Abstract 17368: Long-Term Arrhythmic Outcome of Non-Ischemic Dilated Cardiomyopathy: Prognostic Value of Contrast-Enhanced Cardiac Magnetic Resonance
Purpose: Although risk stratification for cardiac sudden death in non-ischemic dilated cardiomyopathy (DCM) relies on left ventricular (LV) dysfunction, predictors indicating the myocardial substrates of tissue heterogeneity causing arrhythmias in DCM remain to be established. The aim of the present study was to asses the role of presence and amount of late gadolinium enhancement (LGE) as detected by contrast-enhanced cardiac magnetic resonance (CE-CMR) for arrhythmic stratification in patients with non-ischemic DCM.

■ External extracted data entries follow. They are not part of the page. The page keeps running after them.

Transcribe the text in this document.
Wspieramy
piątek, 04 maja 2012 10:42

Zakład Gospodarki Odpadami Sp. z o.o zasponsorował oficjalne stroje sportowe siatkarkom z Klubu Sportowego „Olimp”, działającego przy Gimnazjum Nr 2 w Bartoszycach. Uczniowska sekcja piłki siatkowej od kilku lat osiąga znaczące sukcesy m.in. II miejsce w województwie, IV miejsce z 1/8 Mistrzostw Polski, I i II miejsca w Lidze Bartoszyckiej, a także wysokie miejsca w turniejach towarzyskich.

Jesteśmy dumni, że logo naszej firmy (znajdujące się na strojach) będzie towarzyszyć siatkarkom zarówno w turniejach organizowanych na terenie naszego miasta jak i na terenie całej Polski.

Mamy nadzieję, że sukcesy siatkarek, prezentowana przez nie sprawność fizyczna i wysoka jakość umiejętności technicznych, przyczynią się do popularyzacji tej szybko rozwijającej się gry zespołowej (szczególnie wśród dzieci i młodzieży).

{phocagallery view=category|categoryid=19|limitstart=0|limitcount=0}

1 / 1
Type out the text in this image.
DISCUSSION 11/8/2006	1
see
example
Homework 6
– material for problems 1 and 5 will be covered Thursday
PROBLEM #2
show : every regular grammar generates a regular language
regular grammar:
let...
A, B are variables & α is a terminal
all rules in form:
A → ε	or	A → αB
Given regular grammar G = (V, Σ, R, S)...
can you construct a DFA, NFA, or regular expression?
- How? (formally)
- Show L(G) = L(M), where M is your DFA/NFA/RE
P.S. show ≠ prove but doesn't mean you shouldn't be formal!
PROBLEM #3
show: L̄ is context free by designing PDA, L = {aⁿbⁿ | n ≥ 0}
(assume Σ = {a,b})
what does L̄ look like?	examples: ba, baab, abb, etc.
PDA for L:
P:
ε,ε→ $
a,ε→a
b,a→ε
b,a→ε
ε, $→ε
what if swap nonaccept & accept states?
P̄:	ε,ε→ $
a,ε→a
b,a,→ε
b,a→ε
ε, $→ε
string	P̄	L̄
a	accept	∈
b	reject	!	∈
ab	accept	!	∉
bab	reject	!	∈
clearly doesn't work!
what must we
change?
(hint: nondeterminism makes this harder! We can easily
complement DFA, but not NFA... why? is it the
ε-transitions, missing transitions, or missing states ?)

Methods: 136 consecutive patients (108 males, 79.4%; mean age 48.7±15 years) with non-ischemic DCM (EF ≤ 50%) were prospectively enrolled. All patients underwent initial CE-CMR and were followed for the primary end point of sustained ventricular tachycardia (SVT), and for the composite end-point of SVT, appropriate ICD intervention and sudden cardiac death (SCD) for a mean follow-up of 52±37 months. For each patient the LGE was classified as absent, "gray", midwall/subepicadial stria and "patchy" and quantified as percentage of LV mass.
Results: LGE was identified in 88 patients (65%) and affected 6.3%±8.8% (median value 4.5%) of LV wall. A "gray" pattern was observed in 13 (14.8%), a stria in 65 (73.8%), a septal junction in 35 (39.8%), a "patchy" pattern in 4 (4.5%). During the follow-up, 58/111 patients (42.6%) experienced adverse events, such as sustained VT (n=18), SCD (n=8), appropriate ICD interventions (n=12). On univariate analysis, the CE-CMR variables significantly associated with arrhythmic composite end point were the presence of LGE (HR 2.34; 95% CI 1.27-4.29, p < 0.006) and a total LGE amount ( 4.5%) (HR 1.07; 95% CI 1.03-1.1, p < 0.0001). Kaplan-Meier analysis revealed a significant correlation between the presence of LV-LGE and occurrence of malignant arrhythmic events (p=0.001). On multivariable analysis, after adjustment for LV volume and impaired EF, LGE remained an independent predictor of malignant arrhythmic outcome (HR= 4.7; CI:1.8-13; p=0.002).
Conclusions: In patients with DCM, LV myocardial scar measured by LGE on CE-CMR, is an independent predictor of adverse outcome and may contribute to assess the arrhythmogenic risk and to identify candidates for ICD therapy regardless EF.
- © 2012 by American Heart Association, Inc.